While entertaining the above line of thought, an idea for a very different novel emerged. This novel would illustrate the historic change of knowledge, and how knowledge changes who we are, how we act, and how “facts” affect us. In a sense, it would resemble the novel Cloud Atlas in one central aspect: that of historical constants. While Cloud Atlas loosely subscribes to the idea of reincarnation, i.e. the continuous rebirth of “persons” and their long path toward “redemption”, my novel would address the fact that some things have not changed over the millennia but how we frame them has. Examples for such constants are death and physical violence. Instead of following a handful of persons throughout their reincarnations, as is the case in Cloud Atlas, my novel would look at the reincarnation of events, and how they are modulated as a result of our changed knowledge. Think, for instance, how murder has been contextualised throughout the millennia.

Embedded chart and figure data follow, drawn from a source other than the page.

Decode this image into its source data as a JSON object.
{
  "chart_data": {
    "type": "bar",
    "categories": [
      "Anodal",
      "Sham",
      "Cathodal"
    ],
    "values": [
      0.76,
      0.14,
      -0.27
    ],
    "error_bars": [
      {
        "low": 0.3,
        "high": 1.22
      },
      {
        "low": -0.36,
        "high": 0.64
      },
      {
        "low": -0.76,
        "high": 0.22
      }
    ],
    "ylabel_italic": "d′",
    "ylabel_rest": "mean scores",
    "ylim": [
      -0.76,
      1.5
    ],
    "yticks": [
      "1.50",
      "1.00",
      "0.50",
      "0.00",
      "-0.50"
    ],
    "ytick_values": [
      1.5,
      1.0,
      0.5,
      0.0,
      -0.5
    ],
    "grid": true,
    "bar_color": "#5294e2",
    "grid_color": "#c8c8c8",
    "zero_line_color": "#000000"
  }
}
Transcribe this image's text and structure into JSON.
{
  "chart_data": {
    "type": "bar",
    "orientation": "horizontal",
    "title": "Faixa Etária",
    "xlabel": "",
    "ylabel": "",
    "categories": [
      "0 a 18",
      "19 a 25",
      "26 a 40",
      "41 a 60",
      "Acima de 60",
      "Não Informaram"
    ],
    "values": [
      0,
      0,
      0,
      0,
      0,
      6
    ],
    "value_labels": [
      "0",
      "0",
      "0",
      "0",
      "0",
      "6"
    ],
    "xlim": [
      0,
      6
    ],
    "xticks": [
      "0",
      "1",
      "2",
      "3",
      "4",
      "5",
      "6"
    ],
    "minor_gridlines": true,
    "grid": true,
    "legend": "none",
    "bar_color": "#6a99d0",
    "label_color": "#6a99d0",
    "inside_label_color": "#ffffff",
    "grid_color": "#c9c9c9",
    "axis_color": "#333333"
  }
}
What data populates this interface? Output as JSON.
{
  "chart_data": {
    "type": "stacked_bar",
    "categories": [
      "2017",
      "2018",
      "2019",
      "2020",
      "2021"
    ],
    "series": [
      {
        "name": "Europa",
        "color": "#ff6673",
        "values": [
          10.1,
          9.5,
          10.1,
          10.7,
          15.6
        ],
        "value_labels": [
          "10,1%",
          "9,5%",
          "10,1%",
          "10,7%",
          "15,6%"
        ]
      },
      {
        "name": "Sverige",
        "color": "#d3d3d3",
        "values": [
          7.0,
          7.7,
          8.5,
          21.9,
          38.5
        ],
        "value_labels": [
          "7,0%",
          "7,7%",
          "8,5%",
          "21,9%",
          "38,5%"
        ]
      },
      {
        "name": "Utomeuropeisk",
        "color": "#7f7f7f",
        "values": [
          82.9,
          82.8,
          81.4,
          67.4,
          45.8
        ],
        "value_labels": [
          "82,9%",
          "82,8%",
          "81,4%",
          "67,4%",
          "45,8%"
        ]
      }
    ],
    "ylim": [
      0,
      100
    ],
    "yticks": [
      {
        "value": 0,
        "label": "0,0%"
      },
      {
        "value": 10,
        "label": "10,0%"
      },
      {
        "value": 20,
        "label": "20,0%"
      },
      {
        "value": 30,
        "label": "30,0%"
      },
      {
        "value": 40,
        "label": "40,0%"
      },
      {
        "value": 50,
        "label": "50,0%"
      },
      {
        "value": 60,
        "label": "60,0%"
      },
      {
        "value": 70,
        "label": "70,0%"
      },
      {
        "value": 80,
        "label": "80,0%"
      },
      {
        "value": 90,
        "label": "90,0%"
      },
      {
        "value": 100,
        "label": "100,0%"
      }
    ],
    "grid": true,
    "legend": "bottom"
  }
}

The change of the operational knowledge operational of a society would change many aspects of murder: how it is justified; how it is carried out; how the murderer tries to escape persecution. The unchanging event “murder” could be investigated in a series of shortish detective stories. In each chapter and respective time period, the same type of murder would take place. Each time, the murder would accomplish the same ultimate goal, for instance the inheritance of wealth, and each time the epistemic base would be different. Let me explain the “epistemic base” with a few examples. In biblical times, the justification for the murder could be a perceived command from the gods. In totalitarian times it could be the “otherness” of the victim: the murdered could be framed as a capitalist traitor in the former Soviet Union, and the victim’s past dealings with Jews could be the trigger in Nazi Germany. So, the ultimate effect of the murder, i.e. enrichment of the murderer, would always be the same, but the justification would change quite a bit. But not only that: say, for instance, that the murderer’s justification (for instance racism) is not shared by the prosecuting authorities and that the murderer will thus face grave consequences. What then? The murderer could, for instance, try to obscure who committed the murder. Obscuring the murder would, among others, rely on the approach of the investigating and prosecuting authorities and their capabilities. For instance, obscuring a murder becomes a different kind of enterprise after the advent of finger-print technology and DNA analysis. How the murder is committed is strongly dependent on the utilised knowledge of the investigating authorities.

In summary, my novel describes a murder  that is carried out over and throughout the millenia, but how it is framed, how it is perceived, how it affects everyone involved, would change dramatically.